Differentiating Pericarditis from other Diseases

Signs and symptoms of pericarditis may be similar to several other conditions including myocardial infarction, aortic dissection and pulmonary embolism which are life threatening and therefore it is important to differentiate them. Pain along the trapezius ridge, which is unresponsive to vasodilator therapy and varies with position are signs specific for pericarditis.

Epidemiology and Demographics

Pericarditis most often affects men aged 20 - 50. It usually follows respiratory infections. Pericarditis in developed countries are usually due to viral infections such as echovirus and coxsackie virus, while in developing countries it is usually secondary to tuberculosis or HIV infection. The incidence of pericarditis following MI has greatly reduced with the use of early thrombolytic agents and revascularization.

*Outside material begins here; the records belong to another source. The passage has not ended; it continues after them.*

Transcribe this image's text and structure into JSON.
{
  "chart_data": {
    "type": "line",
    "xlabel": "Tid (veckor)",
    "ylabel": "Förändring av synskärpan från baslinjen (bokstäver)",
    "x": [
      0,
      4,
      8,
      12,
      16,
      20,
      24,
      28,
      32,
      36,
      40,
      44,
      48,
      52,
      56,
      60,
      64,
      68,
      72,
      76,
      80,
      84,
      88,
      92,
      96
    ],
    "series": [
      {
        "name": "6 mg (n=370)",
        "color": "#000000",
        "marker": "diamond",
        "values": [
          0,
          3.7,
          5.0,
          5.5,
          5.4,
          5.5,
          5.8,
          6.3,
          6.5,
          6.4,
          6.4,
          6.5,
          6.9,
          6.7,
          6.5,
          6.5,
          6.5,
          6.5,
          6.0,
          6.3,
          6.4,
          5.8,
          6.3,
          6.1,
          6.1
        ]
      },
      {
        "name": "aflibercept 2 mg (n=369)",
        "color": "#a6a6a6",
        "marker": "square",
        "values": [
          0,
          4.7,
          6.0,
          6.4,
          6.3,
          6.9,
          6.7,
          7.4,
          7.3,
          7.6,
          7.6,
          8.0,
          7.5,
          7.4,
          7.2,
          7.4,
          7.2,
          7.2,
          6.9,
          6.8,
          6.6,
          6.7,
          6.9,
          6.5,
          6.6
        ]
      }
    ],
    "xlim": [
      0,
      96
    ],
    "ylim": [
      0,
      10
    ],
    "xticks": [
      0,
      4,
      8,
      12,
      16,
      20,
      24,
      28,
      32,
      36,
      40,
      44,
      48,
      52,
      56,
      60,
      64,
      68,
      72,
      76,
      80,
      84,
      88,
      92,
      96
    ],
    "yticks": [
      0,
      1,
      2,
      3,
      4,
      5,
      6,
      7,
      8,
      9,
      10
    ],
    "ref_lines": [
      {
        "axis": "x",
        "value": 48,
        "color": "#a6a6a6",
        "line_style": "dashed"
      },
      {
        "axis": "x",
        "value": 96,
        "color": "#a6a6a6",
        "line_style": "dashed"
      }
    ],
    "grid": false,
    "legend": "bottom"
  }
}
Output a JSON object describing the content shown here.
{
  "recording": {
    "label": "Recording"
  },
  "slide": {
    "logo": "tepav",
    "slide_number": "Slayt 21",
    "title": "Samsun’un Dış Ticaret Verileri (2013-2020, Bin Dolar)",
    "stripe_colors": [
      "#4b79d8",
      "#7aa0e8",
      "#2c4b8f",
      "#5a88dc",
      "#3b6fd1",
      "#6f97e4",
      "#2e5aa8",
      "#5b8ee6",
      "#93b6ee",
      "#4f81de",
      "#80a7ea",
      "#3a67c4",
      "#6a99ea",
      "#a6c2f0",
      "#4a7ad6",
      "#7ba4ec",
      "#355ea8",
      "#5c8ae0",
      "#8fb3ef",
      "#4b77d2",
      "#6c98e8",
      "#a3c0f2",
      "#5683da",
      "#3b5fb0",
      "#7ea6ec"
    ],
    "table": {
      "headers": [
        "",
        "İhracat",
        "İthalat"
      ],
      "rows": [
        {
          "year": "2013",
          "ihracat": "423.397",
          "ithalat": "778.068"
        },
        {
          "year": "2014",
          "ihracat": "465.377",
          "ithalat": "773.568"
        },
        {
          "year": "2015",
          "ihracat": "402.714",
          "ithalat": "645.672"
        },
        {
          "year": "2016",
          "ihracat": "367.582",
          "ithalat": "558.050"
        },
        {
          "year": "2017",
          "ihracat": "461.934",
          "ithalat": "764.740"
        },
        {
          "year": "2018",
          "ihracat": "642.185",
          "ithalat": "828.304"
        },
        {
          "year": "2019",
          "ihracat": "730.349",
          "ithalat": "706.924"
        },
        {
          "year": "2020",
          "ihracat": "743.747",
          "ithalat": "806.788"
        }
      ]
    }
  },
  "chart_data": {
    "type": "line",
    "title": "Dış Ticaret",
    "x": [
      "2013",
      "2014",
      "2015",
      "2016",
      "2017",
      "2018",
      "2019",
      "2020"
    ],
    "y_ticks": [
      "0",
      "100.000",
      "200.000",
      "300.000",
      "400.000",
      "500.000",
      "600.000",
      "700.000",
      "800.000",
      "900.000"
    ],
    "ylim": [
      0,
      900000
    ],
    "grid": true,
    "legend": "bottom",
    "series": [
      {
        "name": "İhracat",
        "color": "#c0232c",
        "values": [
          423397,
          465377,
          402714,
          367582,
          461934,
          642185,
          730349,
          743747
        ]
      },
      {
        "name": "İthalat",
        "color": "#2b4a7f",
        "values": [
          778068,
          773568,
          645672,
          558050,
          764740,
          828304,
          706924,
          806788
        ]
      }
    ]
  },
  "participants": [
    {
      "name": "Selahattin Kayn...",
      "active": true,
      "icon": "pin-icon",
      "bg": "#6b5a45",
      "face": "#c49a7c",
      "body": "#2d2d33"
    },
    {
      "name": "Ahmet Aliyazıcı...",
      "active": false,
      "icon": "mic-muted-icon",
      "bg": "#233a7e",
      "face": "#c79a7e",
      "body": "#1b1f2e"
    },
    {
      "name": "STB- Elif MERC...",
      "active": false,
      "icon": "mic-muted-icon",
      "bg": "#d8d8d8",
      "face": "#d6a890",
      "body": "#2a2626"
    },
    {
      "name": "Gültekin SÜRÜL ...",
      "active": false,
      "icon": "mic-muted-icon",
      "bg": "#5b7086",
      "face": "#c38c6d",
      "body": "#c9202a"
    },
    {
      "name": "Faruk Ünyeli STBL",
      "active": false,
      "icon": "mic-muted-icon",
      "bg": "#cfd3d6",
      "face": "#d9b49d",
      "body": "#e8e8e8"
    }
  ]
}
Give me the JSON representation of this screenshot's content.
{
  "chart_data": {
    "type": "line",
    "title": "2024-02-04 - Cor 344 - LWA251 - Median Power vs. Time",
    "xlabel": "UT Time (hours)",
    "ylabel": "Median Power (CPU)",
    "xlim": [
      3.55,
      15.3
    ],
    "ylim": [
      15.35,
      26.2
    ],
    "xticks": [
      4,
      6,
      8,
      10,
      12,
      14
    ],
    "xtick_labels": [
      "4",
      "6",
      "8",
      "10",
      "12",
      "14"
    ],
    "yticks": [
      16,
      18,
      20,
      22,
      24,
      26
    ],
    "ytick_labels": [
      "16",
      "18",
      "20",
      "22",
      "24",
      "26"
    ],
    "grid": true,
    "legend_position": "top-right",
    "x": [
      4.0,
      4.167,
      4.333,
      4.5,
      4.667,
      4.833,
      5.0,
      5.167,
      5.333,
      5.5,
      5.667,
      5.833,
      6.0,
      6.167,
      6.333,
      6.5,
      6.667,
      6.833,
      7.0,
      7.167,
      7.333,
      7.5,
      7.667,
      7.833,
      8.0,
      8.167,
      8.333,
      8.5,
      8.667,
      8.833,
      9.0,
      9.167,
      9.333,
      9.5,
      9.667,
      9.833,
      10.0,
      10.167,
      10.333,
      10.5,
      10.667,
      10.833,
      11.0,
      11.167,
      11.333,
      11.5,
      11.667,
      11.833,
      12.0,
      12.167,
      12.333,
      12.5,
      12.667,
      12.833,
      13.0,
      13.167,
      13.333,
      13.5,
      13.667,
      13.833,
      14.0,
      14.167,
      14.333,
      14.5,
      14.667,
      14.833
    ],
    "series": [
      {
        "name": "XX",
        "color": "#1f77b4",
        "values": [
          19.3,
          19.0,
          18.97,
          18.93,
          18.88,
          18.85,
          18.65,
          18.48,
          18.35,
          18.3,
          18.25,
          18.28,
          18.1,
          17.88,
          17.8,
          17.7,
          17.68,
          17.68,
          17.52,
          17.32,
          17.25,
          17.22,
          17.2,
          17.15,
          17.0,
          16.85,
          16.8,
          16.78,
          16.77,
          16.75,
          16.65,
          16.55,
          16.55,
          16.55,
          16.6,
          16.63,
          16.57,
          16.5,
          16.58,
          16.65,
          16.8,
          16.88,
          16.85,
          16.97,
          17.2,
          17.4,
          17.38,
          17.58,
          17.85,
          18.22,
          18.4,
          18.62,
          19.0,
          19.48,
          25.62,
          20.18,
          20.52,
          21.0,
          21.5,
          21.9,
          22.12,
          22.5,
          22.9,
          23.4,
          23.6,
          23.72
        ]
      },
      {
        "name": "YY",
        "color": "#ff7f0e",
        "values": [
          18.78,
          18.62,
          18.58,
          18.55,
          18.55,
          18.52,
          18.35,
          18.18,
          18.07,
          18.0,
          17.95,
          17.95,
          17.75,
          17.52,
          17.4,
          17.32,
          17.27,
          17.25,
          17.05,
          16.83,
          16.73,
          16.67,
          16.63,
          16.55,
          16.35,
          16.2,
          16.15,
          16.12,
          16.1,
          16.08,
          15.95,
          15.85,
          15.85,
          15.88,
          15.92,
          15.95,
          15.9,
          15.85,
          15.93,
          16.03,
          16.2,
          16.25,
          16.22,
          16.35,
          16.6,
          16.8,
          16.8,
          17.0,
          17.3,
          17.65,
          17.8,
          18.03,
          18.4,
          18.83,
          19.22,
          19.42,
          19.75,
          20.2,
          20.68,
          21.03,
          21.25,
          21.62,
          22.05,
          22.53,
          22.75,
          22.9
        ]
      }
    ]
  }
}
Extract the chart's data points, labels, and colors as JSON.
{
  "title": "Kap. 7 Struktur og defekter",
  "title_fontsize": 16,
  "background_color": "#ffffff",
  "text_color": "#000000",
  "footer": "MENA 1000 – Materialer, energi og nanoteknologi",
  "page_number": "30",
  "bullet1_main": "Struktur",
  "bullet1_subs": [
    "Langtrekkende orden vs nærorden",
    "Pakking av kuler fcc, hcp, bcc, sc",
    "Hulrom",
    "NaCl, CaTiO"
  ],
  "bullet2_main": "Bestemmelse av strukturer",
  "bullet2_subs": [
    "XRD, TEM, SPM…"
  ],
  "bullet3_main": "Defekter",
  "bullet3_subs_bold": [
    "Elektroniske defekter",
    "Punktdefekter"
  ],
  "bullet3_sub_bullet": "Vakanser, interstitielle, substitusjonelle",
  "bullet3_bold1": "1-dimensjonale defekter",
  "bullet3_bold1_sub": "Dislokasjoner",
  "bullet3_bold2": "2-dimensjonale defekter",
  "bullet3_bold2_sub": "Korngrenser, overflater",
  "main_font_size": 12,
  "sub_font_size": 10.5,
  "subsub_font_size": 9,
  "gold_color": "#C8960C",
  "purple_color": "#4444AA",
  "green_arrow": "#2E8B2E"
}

Natural History, Complications and Prognosis

Pericarditis is often self-limited and most people recover in 2 weeks to 3 months. However, the condition can be complicated by significant fluid buildup around the heart (a pericardial effusion or cardiac tamponade) and may require urgent intervention including pericardiocentesis. If scarring of the sac around the heart (the pericardium) occurs, then this is called constrictive pericarditis which may require surgical stripping of the scar.

Diagnosis

Physical Examination

A careful physical examination must be performed to exclude the presence of cardiac tamponade, a dangerous complication of pericarditis. If cardiac tamponade is present, then pulsus paradoxus, hypotension, an elevated jugular venous pressure and peripheral edema may be present.

EKG

In the presence of a large effusion or tamponade, there may be diminished voltage and electrical alternans (alternation of QRS complex amplitude or axis between beats).

Echocardiography

Echocardiography is generally performed to assess for the presence of a pericardial effusion and to assess and monitor its size. Echocardiography is critical in confirming the clinical suspicion cardiac tamponade.

Treatment

The management of pericarditis depends upon whether the patient has an uncomplicated or a complicated disease course. Uncomplicated pericarditis is generally treated with non-steroidal anti-inflammatory drugs such as ibuprofen in case of viral or idiopathic pericarditis and aspirin in case of post-MI pericarditis.Pericarditis complicated with effusion or cardiac tamponade is generally treated with urgent pericardiocentesis in case of cardiac tamponade, antibiotics in case of purulent pericardial effusion, and steroids or colchicine in patients with recurrent or refractory disease.